Was kommt nach dem Kohleausstieg im Rheinischen Revier? Die Landesregierung will einen "Revierpakt" für den Strukturwandel schmieden, der von den Kommunen sehr kritisch gesehen wird.

Düsseldorf – Der Braunkohleausstieg bis spätestens 2038 ist beschlossen, der Kompromiss steht, die schwarz-gelbe Landesregierung hat ihre Vorstellungen, wie das alles im Rheinischen Revier umgesetzt werden soll, längst zu Papier gebracht.

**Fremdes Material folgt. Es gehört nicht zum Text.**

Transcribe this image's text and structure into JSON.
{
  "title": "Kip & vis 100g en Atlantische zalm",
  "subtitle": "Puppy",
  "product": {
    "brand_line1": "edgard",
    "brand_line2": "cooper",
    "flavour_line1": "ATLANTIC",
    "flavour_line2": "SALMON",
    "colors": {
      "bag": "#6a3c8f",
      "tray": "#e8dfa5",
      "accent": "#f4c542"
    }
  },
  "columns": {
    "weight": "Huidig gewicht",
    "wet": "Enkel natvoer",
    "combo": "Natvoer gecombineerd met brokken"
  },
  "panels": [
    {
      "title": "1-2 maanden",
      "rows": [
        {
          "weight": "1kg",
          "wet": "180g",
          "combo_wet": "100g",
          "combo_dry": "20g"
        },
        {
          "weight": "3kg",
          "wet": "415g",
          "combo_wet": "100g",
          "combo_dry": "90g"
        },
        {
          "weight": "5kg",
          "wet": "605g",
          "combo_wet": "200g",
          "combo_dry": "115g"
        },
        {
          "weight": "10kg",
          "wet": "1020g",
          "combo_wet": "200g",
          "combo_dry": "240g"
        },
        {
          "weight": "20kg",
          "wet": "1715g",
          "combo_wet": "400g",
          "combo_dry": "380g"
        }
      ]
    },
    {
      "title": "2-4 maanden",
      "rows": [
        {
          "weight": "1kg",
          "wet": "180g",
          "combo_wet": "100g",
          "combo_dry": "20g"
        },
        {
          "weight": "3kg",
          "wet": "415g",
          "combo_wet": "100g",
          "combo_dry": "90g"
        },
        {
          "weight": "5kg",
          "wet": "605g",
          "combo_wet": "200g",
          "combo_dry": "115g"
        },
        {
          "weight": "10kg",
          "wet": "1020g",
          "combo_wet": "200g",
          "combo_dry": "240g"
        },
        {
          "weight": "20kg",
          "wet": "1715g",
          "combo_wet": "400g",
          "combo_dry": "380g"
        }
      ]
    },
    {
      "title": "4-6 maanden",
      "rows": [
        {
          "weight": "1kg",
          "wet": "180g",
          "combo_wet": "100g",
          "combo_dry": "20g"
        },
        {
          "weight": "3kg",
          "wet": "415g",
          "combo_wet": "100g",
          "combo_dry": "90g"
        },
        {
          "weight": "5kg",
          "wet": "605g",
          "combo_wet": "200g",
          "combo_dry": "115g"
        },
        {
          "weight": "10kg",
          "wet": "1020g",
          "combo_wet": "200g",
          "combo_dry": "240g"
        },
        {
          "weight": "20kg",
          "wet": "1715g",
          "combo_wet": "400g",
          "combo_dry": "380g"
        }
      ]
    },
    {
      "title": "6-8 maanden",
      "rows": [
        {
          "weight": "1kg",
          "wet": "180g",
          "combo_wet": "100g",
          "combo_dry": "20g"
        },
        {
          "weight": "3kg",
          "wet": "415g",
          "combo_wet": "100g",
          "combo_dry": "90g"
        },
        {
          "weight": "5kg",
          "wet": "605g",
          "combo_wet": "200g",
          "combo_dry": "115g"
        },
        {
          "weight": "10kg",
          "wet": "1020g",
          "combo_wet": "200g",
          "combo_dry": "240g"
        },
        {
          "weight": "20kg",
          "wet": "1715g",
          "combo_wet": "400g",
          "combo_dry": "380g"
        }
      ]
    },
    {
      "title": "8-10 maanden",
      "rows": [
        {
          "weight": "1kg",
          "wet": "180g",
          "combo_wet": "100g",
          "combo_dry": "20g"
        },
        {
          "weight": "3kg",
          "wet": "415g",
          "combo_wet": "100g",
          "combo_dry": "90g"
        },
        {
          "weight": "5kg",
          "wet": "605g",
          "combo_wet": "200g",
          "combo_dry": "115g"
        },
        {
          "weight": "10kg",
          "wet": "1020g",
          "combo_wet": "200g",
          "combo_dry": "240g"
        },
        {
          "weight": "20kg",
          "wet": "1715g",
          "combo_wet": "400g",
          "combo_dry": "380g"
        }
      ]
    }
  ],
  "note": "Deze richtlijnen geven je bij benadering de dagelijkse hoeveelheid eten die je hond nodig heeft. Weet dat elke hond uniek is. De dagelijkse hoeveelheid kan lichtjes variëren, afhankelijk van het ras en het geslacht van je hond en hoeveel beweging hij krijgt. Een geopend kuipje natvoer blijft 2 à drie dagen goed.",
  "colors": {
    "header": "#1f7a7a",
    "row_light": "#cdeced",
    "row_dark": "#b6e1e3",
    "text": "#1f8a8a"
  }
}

Doch der Entwurf dieser sogenannten Leitentscheidung ist heftig umstritten.

Die Landtagsfraktion der Grünen hat für das kommende Plenum in der nächsten Woche einen Antrag eingereicht, der die bisherigen Planungen von CDU und FDP auf den Kopf stellt und den gesamten Frust der Umweltverbände und Bürgerinitiativen über die geplante Umsetzung der Ergebnisses des Kohlekompromisses aufnimmt.

Gemeinsam mit den Grünen werfen sie Ministerpräsident Armin Laschet (CDU) vor, mit dem Entwurf „einseitig die Interessen von RWE zu bedienen, auf Kosten der Menschen an den Tagebauen, einem nachhaltigen Strukturwandel sowie Umwelt- und Klimaschutz“, heißt es in ihrem Antrag, der dem „Kölner Stadt-Anzeiger“ vorliegt.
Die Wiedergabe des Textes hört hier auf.